In the discussions of ideological a claim shared in the debate is that you can derive from first principles the positions on the specific issues that we have to solve. To illustrate and criticize this idea, in this entry we will focus on the work of Nozick, in Anarchy, State and Utopia, in the distant past of 1974, has developed some of the arguments best designed in defence of an ideological position (a liberalism that is pure in your case) of the last few decades.
The first thing to notice is that, as usual, Nozick does not defend both the liberalism as that gets the consequences of it if it develops in a pure form. The starting point is that people have rights, and that unless they agree in certain exchanges there is no reason around justice in order to compel them, it would be to take away their rights. Under the premises of Nozick, it is difficult to make, and it focuses a good part of the text, it is even able to think of to justify the very existence of the State -which by definition is an agency coercive. It is clear, and so explicit Nozick in the first pages of the text.

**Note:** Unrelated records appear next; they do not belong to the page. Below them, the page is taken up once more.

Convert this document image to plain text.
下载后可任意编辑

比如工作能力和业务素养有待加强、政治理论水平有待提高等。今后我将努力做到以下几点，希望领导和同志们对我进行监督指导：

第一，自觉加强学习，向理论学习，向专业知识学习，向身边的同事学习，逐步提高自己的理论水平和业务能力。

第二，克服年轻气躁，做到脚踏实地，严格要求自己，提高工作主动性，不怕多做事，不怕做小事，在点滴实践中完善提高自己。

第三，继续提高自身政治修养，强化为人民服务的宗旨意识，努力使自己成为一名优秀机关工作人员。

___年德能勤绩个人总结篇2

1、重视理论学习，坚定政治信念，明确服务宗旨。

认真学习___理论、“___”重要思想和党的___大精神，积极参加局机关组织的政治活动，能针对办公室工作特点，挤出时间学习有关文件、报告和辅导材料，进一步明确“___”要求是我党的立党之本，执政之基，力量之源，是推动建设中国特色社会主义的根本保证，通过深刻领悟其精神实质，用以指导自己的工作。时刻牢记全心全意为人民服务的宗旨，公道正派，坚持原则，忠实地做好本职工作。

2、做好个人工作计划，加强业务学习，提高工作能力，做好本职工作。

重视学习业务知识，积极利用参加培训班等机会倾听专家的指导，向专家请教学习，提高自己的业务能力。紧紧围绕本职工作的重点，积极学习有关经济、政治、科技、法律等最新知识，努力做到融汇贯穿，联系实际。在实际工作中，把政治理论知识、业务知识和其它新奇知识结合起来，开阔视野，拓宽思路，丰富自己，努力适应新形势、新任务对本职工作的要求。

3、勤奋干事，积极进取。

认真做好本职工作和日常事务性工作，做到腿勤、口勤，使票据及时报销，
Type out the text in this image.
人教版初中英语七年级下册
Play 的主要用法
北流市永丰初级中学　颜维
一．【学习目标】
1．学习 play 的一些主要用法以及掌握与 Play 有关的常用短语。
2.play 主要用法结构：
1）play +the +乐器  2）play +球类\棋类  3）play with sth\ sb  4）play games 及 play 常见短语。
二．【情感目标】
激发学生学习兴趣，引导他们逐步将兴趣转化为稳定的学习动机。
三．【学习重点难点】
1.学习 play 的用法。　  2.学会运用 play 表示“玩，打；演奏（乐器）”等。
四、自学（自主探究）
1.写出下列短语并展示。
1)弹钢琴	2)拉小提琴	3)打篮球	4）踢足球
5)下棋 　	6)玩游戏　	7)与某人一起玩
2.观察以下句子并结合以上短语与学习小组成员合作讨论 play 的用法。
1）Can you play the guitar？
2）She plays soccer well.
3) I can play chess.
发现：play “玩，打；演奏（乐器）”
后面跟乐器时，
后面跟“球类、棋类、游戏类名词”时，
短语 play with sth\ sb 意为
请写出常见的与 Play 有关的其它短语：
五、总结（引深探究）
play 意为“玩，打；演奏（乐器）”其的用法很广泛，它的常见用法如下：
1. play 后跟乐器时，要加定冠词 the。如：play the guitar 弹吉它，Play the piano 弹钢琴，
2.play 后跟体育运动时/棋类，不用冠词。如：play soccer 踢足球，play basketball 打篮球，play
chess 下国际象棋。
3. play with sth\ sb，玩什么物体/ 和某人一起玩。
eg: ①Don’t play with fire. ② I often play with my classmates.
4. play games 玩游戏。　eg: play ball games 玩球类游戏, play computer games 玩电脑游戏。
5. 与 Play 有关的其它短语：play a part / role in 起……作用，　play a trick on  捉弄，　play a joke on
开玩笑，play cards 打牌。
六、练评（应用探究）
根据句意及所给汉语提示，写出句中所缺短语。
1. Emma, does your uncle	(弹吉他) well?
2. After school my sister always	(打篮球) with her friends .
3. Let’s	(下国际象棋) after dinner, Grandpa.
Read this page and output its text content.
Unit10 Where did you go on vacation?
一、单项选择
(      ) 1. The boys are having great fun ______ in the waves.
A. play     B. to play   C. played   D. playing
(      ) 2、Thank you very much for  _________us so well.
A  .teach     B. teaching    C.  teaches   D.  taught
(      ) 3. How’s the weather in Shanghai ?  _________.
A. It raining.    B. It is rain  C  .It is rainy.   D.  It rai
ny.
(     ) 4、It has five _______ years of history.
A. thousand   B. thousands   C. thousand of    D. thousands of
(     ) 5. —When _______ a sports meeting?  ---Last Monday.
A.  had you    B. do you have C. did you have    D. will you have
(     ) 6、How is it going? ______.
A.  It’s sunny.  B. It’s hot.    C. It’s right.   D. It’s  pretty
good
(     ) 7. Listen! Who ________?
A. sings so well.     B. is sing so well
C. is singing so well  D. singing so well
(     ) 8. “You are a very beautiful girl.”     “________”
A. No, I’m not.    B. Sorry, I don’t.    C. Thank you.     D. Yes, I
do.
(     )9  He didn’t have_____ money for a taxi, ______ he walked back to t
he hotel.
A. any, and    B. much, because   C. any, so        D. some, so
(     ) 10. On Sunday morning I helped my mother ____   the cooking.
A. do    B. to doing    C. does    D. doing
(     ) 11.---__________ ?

All of this operates in the range of pure theory: They take premises and deduce their consequences. Up here the reality has not appeared, mostly, which in principle is not so problematic for a pure theory of justice (that you can always say that to do justice even when the world is destroyed). You have deficiencies in both pure theory (as we saw, the starting point is what was being discussed), but in principle the absence of reality is not a problem.
One of the moments in which it appears the reality is in his discussion of the principles of retributive justice. They are the following:
If the world were completely fair, the following definitions inductive cover exhaustively the subject of justice on belongings.
1) A person who acquires a membership, in accordance with the principle of justice in acquisition is entitled to that membership.
2) A person who acquires a membership in accordance with the principle of justice in transfer, from someone else with the right membership, has a right to membership.
3) No one has a right to membership except by application (repeated) of 1 and 2. (Nozick, Part II, Chap VII, Sect 1, p 154)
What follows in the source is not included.